Best Uses: Anything tropical
Read the full review HERE.
We love the 9wts here in New England for stripers and albies, and it's the rod some probably reach for the most. The nine is also an excellent crossover rod for permit and reds. Unfortunately for Sage fans in New England, this is a rod designed for Belize rather than the rocky shorelines of Maine. It lacks the guts to handle bigger flies and our favorite striper lines. Don't let that dissuade you, however. If you're looking for a permit rod in the lineup, this is it.
Best Uses: This is a true flats 9 - fish it for Permit
The Salt HD 10 was a complete cannon, and I felt like this rod over-corrected a bit and it's a touch too soft [for a 10wt] for my liking. Still, this is a decent rod for small-to-medium tarpon and larger permit. However, if you're looking to bomb casts with Beast flies... you'll probably want to look elsewhere - the rod was completely overloaded with an SA Titan or Rio Outbound Short.

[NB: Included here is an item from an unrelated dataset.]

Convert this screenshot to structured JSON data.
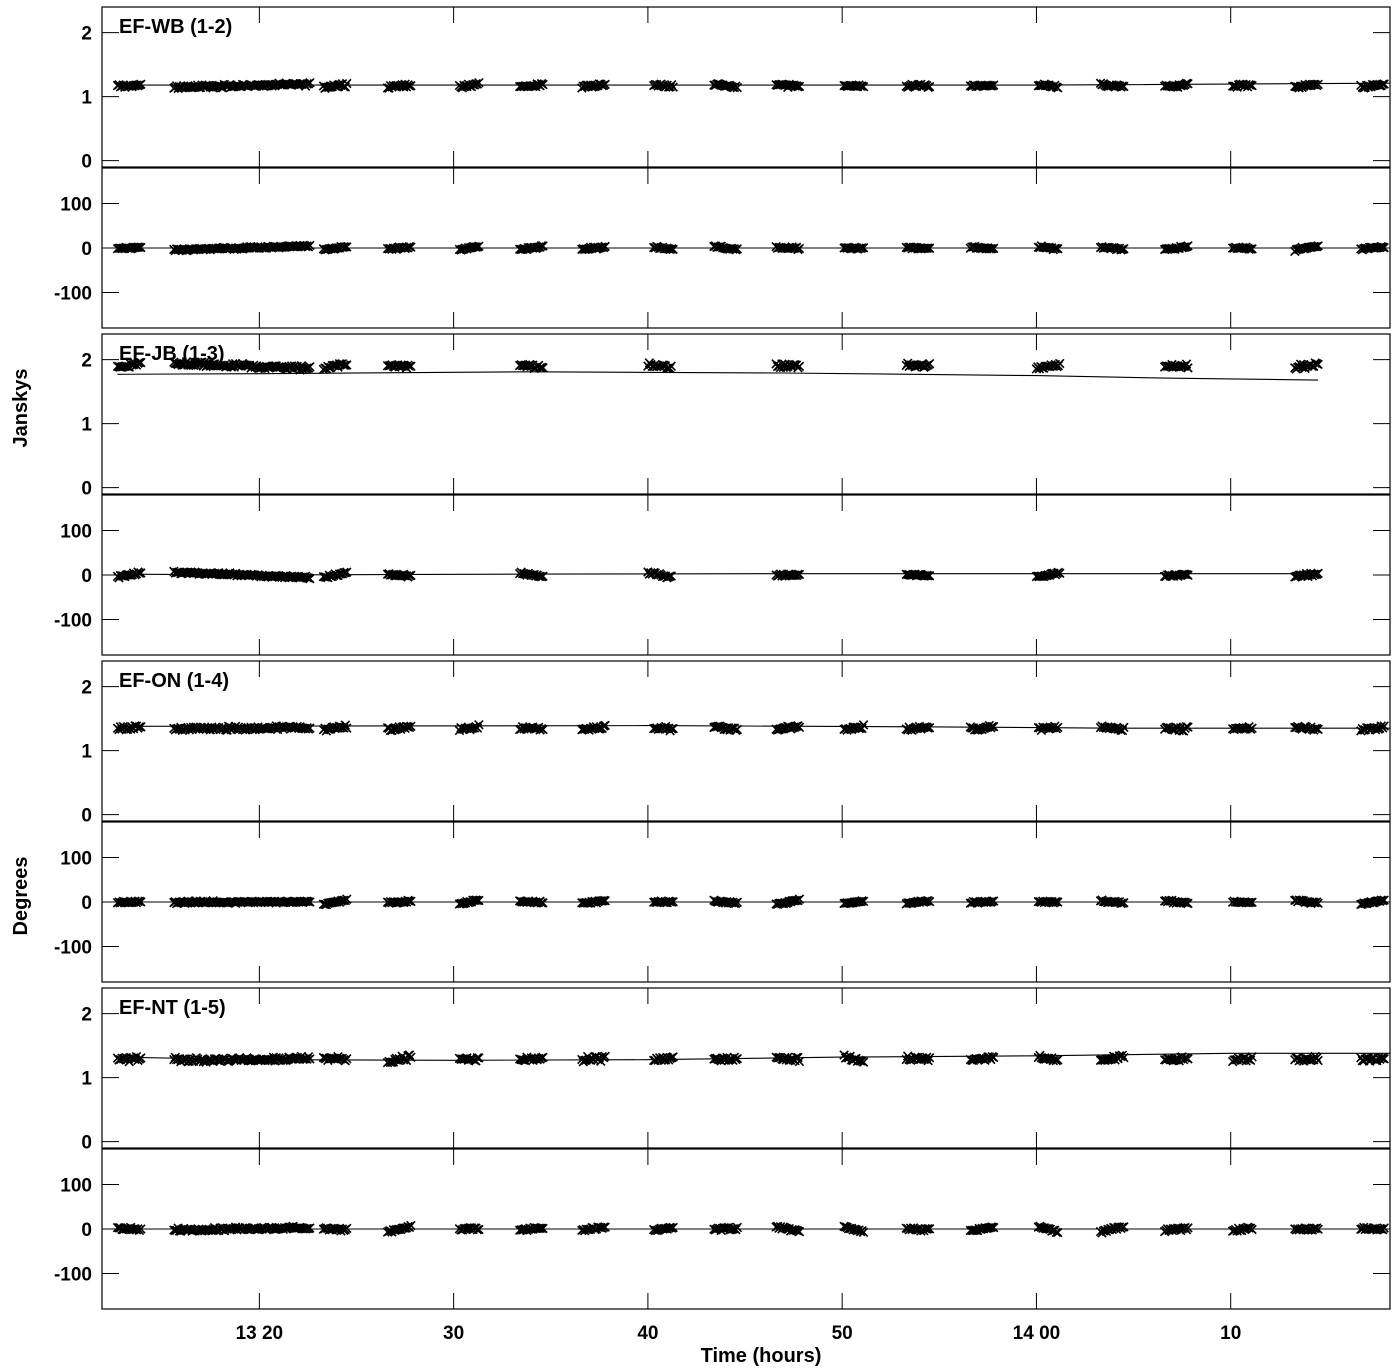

Best Uses: Delicate work for permit and tarpon
The 11wt is now the go-to for tarpon anglers worldwide, and Sage designed the R8 Salt eleven specifically for this purpose. Like most of the series, it's soft - and if I'm being honest, it was too soft even with an SA Tarpon line. It's really more of a 10.5wt than an 11. If you're fishing for big laid-up fish, and you're an excellent caster, this might work...
Lines: We didn't find one we liked, but if you're looking to try something, check out Rio Technical Tarpon.
Best Uses: Technical tarpon fishing?
9' 12wt w/Extended Grip
While most of the new Salt R8 series was soft, this one was not. If you're looking for a rod that brings you back to the Xi3 days, this is the one that does it. It's ideal for big tarpon, GT's and smaller billfish. Be prepared - it's a lot of rod, but it can really throw some line.
Best Uses: GTs, small sailfish
As much as I hate to say it, the winner is the 9' 8wt. It has clearly (and perhaps rightfully) gotten the most attention from the rod designers, and it shows. This was the only rod in the series that was truly able to cast a wide range of lines the way we like them. Honorable mentions for both the 6- and 7-weights
Least Favorite Rod:
The 9’ 11wt had me confused. It was SO soft - to the point of wondering what purpose this rod could possibly serve.